Dublin Concert Review
February 9, 2008
Amstel Quartet
Hugh Lane Gallery, Dublin
................................................
MICHAEL DUNGAN
Sweelinck (arr. Apswoude) - Chromatic Fantasy
Ian Wilson – Ghosts
Glazunov - Quartet Op 109
The four saxophonists of the 10-year-old Amstel Quartet are cool-looking young fellows, chicly attired in the one-time unthinkable combination of black and chocolate. Just add shades and you've got guys ready to play a club, not an art gallery at midday.
It's remarkable, then, that, despite this look, their sound never once evoked the jazz and soul world’s wit which the saxophone is more customarily identified.
In fact, in the quartet's own arrangement of a chromatic fantasy for organ by their 16th-century Dutch compatriot, Sweelinck, they conjured an early music edge to their sound that invoked the names of defunct instruments such as shawms and sackbuts.
I have heard a great many arrangements for unlikely combinations of well-known music, including both the successful - such as the version for four cellos by Arun Rao of Queen’s Bohemian Rhapsody and unsuccessful, such as the Los Angeles Guitar Quartet’s bland take on one of the Brandenburg Concertos.
Whether good or bad, I'm nearly always conscious that it's an arrangement: how clever it is, how fresh the perspective.
But with the Amstel's Sweelinck I practically forgot.
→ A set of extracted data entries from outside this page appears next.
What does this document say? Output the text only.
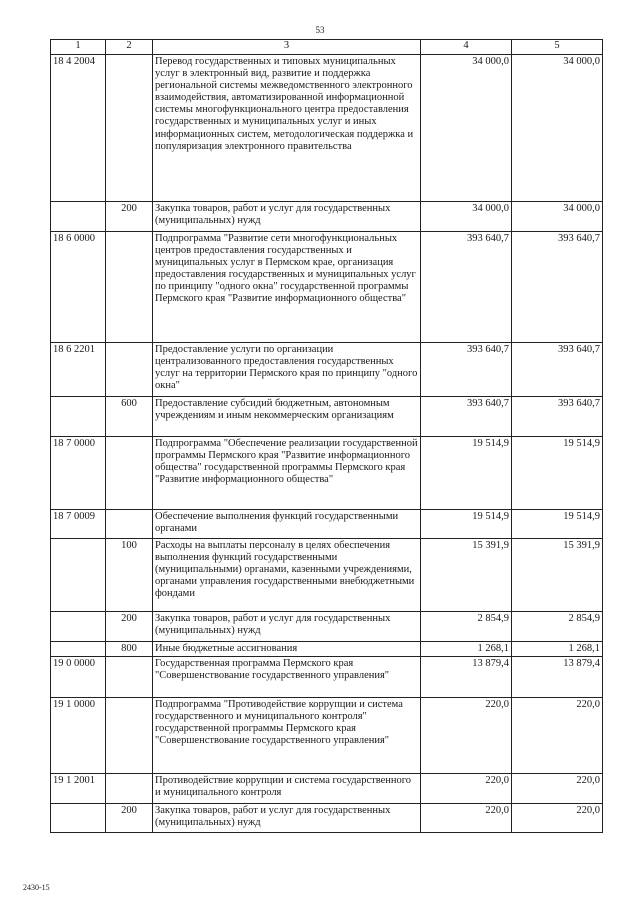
53
1	2	3	4	5
18 4 2004		Перевод государственных и типовых муниципальных услуг в электронный вид, развитие и поддержка региональной системы межведомственного электронного взаимодействия, автоматизированной информационной системы многофункционального центра предоставления государственных и муниципальных услуг и иных информационных систем, методологическая поддержка и популяризация электронного правительства	34 000,0	34 000,0
	200	Закупка товаров, работ и услуг для государственных (муниципальных) нужд	34 000,0	34 000,0
18 6 0000		Подпрограмма "Развитие сети многофункциональных центров предоставления государственных и муниципальных услуг в Пермском крае, организация предоставления государственных и муниципальных услуг по принципу "одного окна" государственной программы Пермского края "Развитие информационного общества"	393 640,7	393 640,7
18 6 2201		Предоставление услуги по организации централизованного предоставления государственных услуг на территории Пермского края по принципу "одного окна"	393 640,7	393 640,7
	600	Предоставление субсидий бюджетным, автономным учреждениям и иным некоммерческим организациям	393 640,7	393 640,7
18 7 0000		Подпрограмма "Обеспечение реализации государственной программы Пермского края "Развитие информационного общества" государственной программы Пермского края "Развитие информационного общества"	19 514,9	19 514,9
18 7 0009		Обеспечение выполнения функций государственными органами	19 514,9	19 514,9
	100	Расходы на выплаты персоналу в целях обеспечения выполнения функций государственными (муниципальными) органами, казенными учреждениями, органами управления государственными внебюджетными фондами	15 391,9	15 391,9
	200	Закупка товаров, работ и услуг для государственных (муниципальных) нужд	2 854,9	2 854,9
	800	Иные бюджетные ассигнования	1 268,1	1 268,1
19 0 0000		Государственная программа Пермского края "Совершенствование государственного управления"	13 879,4	13 879,4
19 1 0000		Подпрограмма "Противодействие коррупции и система государственного и муниципального контроля" государственной программы Пермского края "Совершенствование государственного управления"	220,0	220,0
19 1 2001		Противодействие коррупции и система государственного и муниципального контроля	220,0	220,0
	200	Закупка товаров, работ и услуг для государственных (муниципальных) нужд	220,0	220,0
2430-15
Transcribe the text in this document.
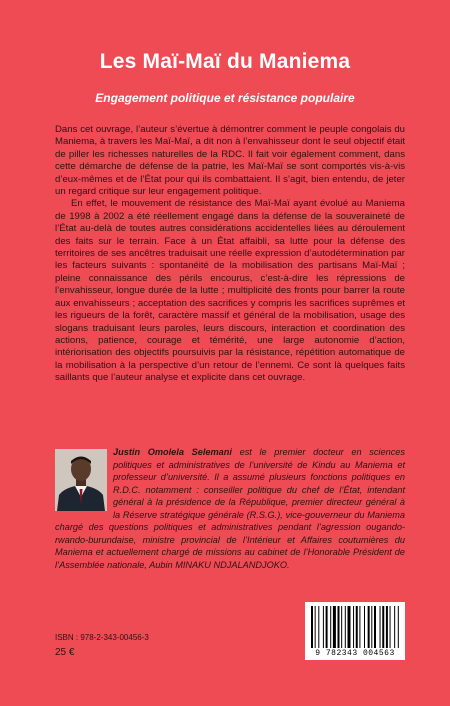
Les Maï-Maï du Maniema
Engagement politique et résistance populaire

Dans cet ouvrage, l’auteur s’évertue à démontrer comment le peuple congolais du Maniema, à travers les Maï-Maï, a dit non à l’envahisseur dont le seul objectif était de piller les richesses naturelles de la RDC. Il fait voir également comment, dans cette démarche de défense de la patrie, les Maï-Maï se sont comportés vis-à-vis d’eux-mêmes et de l’État pour qui ils combattaient. Il s’agit, bien entendu, de jeter un regard critique sur leur engagement politique.

En effet, le mouvement de résistance des Maï-Maï ayant évolué au Maniema de 1998 à 2002 a été réellement engagé dans la défense de la souveraineté de l’État au-delà de toutes autres considérations accidentelles liées au déroulement des faits sur le terrain. Face à un État affaibli, sa lutte pour la défense des territoires de ses ancêtres traduisait une réelle expression d’autodétermination par les facteurs suivants : spontanéité de la mobilisation des partisans Maï-Maï ; pleine connaissance des périls encourus, c’est-à-dire les répressions de l’envahisseur, longue durée de la lutte ; multiplicité des fronts pour barrer la route aux envahisseurs ; acceptation des sacrifices y compris les sacrifices suprêmes et les rigueurs de la forêt, caractère massif et général de la mobilisation, usage des slogans traduisant leurs paroles, leurs discours, interaction et coordination des actions, patience, courage et témérité, une large autonomie d’action, intériorisation des objectifs poursuivis par la résistance, répétition automatique de la mobilisation à la perspective d’un retour de l’ennemi. Ce sont là quelques faits saillants que l’auteur analyse et explicite dans cet ouvrage.

Justin Omolela Selemani est le premier docteur en sciences politiques et administratives de l’université de Kindu au Maniema et professeur d’université. Il a assumé plusieurs fonctions politiques en R.D.C. notamment : conseiller politique du chef de l’État, intendant général à la présidence de la République, premier directeur général à la Réserve stratégique générale (R.S.G.), vice-gouverneur du Maniema chargé des questions politiques et administratives pendant l’agression ougando-rwando-burundaise, ministre provincial de l’Intérieur et Affaires coutumières du Maniema et actuellement chargé de missions au cabinet de l’Honorable Président de l’Assemblée nationale, Aubin MINAKU NDJALANDJOKO.
ISBN : 978-2-343-00456-3
25 €	9 782343 004563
The quartet played upon the kinship through wind of the baroque organ and the saxophone, and the music consequently remained simply music, not an imitation.
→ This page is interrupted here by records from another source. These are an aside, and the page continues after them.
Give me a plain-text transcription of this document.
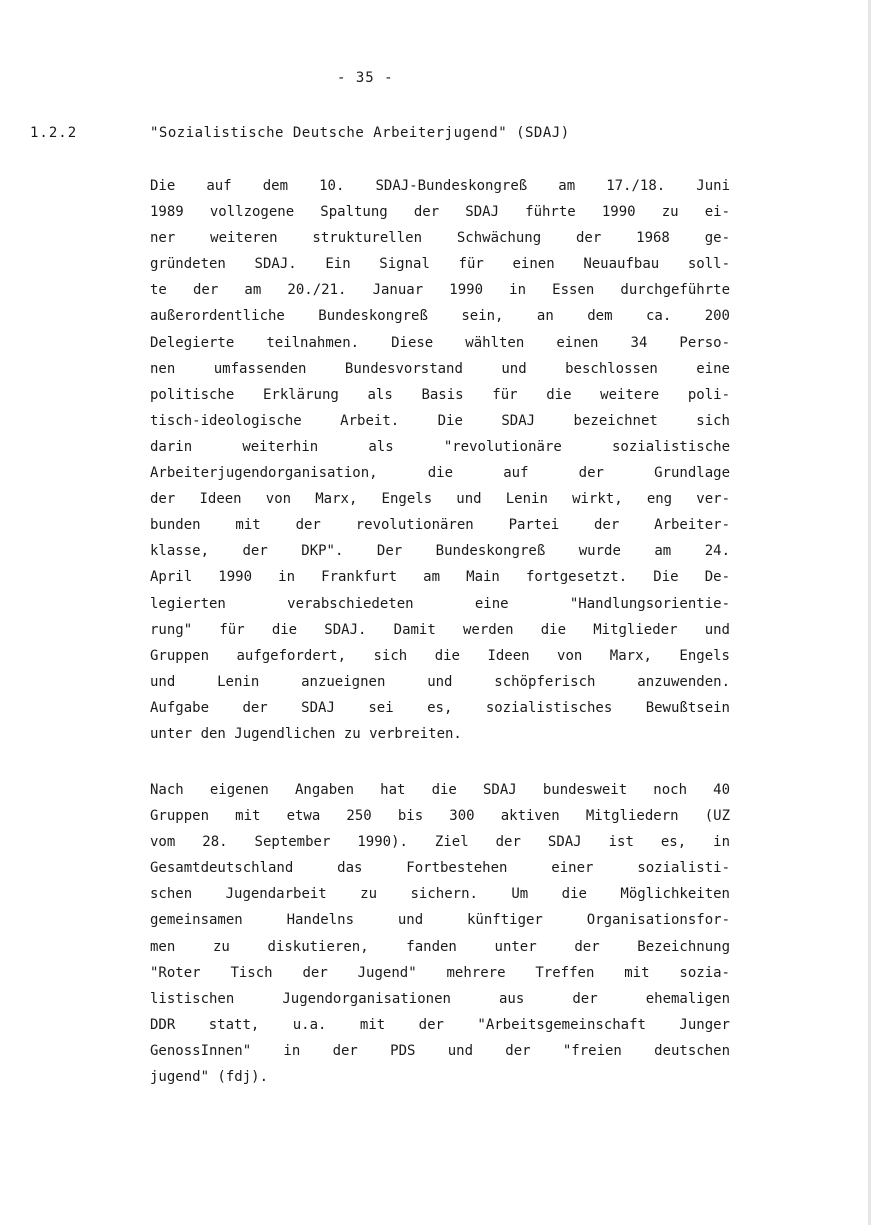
- 35 -
1.2.2	"Sozialistische Deutsche Arbeiterjugend" (SDAJ)
Die auf dem 10. SDAJ-Bundeskongreß am 17./18. Juni
1989 vollzogene Spaltung der SDAJ führte 1990 zu ei-
ner weiteren strukturellen Schwächung der 1968 ge-
gründeten SDAJ. Ein Signal für einen Neuaufbau soll-
te der am 20./21. Januar 1990 in Essen durchgeführte
außerordentliche Bundeskongreß sein, an dem ca. 200
Delegierte teilnahmen. Diese wählten einen 34 Perso-
nen umfassenden Bundesvorstand und beschlossen eine
politische Erklärung als Basis für die weitere poli-
tisch-ideologische Arbeit. Die SDAJ bezeichnet sich
darin weiterhin als "revolutionäre sozialistische
Arbeiterjugendorganisation, die auf der Grundlage
der Ideen von Marx, Engels und Lenin wirkt, eng ver-
bunden mit der revolutionären Partei der Arbeiter-
klasse, der DKP". Der Bundeskongreß wurde am 24.
April 1990 in Frankfurt am Main fortgesetzt. Die De-
legierten verabschiedeten eine "Handlungsorientie-
rung" für die SDAJ. Damit werden die Mitglieder und
Gruppen aufgefordert, sich die Ideen von Marx, Engels
und Lenin anzueignen und schöpferisch anzuwenden.
Aufgabe der SDAJ sei es, sozialistisches Bewußtsein
unter den Jugendlichen zu verbreiten.
Nach eigenen Angaben hat die SDAJ bundesweit noch 40
Gruppen mit etwa 250 bis 300 aktiven Mitgliedern (UZ
vom 28. September 1990). Ziel der SDAJ ist es, in
Gesamtdeutschland das Fortbestehen einer sozialisti-
schen Jugendarbeit zu sichern. Um die Möglichkeiten
gemeinsamen Handelns und künftiger Organisationsfor-
men zu diskutieren, fanden unter der Bezeichnung
"Roter Tisch der Jugend" mehrere Treffen mit sozia-
listischen Jugendorganisationen aus der ehemaligen
DDR statt, u.a. mit der "Arbeitsgemeinschaft Junger
GenossInnen" in der PDS und der "freien deutschen
jugend" (fdj).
Aiding this perception was an illusion, namely that the quartet's exquisitely shaped and utterly unanimous phrasing was somehow co-coordinated by one brain - as it would have been on the organ - rather than negotiated by four.
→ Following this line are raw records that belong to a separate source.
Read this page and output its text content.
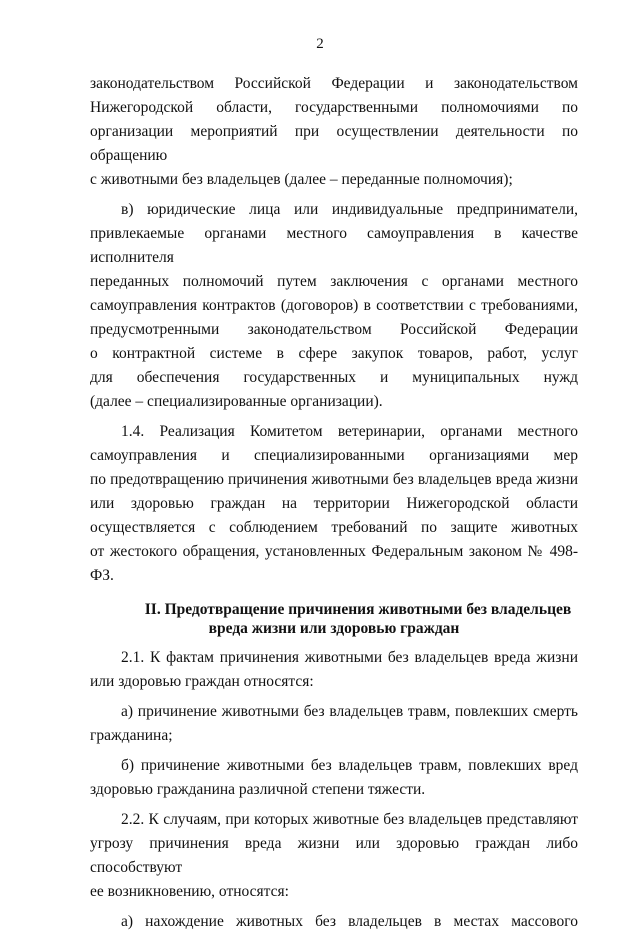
2

законодательством Российской Федерации и законодательством
Нижегородской области, государственными полномочиями по
организации мероприятий при осуществлении деятельности по обращению
с животными без владельцев (далее – переданные полномочия);

в) юридические лица или индивидуальные предприниматели,
привлекаемые органами местного самоуправления в качестве исполнителя
переданных полномочий путем заключения с органами местного
самоуправления контрактов (договоров) в соответствии с требованиями,
предусмотренными законодательством Российской Федерации
о контрактной системе в сфере закупок товаров, работ, услуг
для обеспечения государственных и муниципальных нужд
(далее – специализированные организации).

1.4. Реализация Комитетом ветеринарии, органами местного
самоуправления и специализированными организациями мер
по предотвращению причинения животными без владельцев вреда жизни
или здоровью граждан на территории Нижегородской области
осуществляется с соблюдением требований по защите животных
от жестокого обращения, установленных Федеральным законом № 498-ФЗ.

II. Предотвращение причинения животными без владельцев
вреда жизни или здоровью граждан

2.1. К фактам причинения животными без владельцев вреда жизни
или здоровью граждан относятся:

а) причинение животными без владельцев травм, повлекших смерть
гражданина;

б) причинение животными без владельцев травм, повлекших вред
здоровью гражданина различной степени тяжести.

2.2. К случаям, при которых животные без владельцев представляют
угрозу причинения вреда жизни или здоровью граждан либо способствуют
ее возникновению, относятся:

а) нахождение животных без владельцев в местах массового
This impression was also strong in Glazunov's 1932 Saxophone Quartet, especially in the central theme and variations, which feature each of the different instruments in turn.
Glazunov exploited their colours and characters with deep insight. In this quality, he was matched and I think surpassed by Irish composer Ian Wilson in his Ghosts, written in 2006 for the Amstel Quartet who, in a spoken introduction, paid a warm tribute to the Belfast man.
The first of two movements is driven by intense fanfares whose urgency makes them more like alarms.
The slow second movement contains languid echoes of these alarms, out of which grows the nebulous atmosphere in which the eponymous ghosts make their fleeting, chilling (and not "spooky") presence felt, with the eerie voices of multiphonics coming into play.
This is captivating, beautifully crafted music which the Amstel performed around the world prior to giving this, the Irish premiere.
Irish audiences have a second chance to hear it when the Amstel Quartet plays at the Aura Maxima of NUI Galway at 8pm tonight.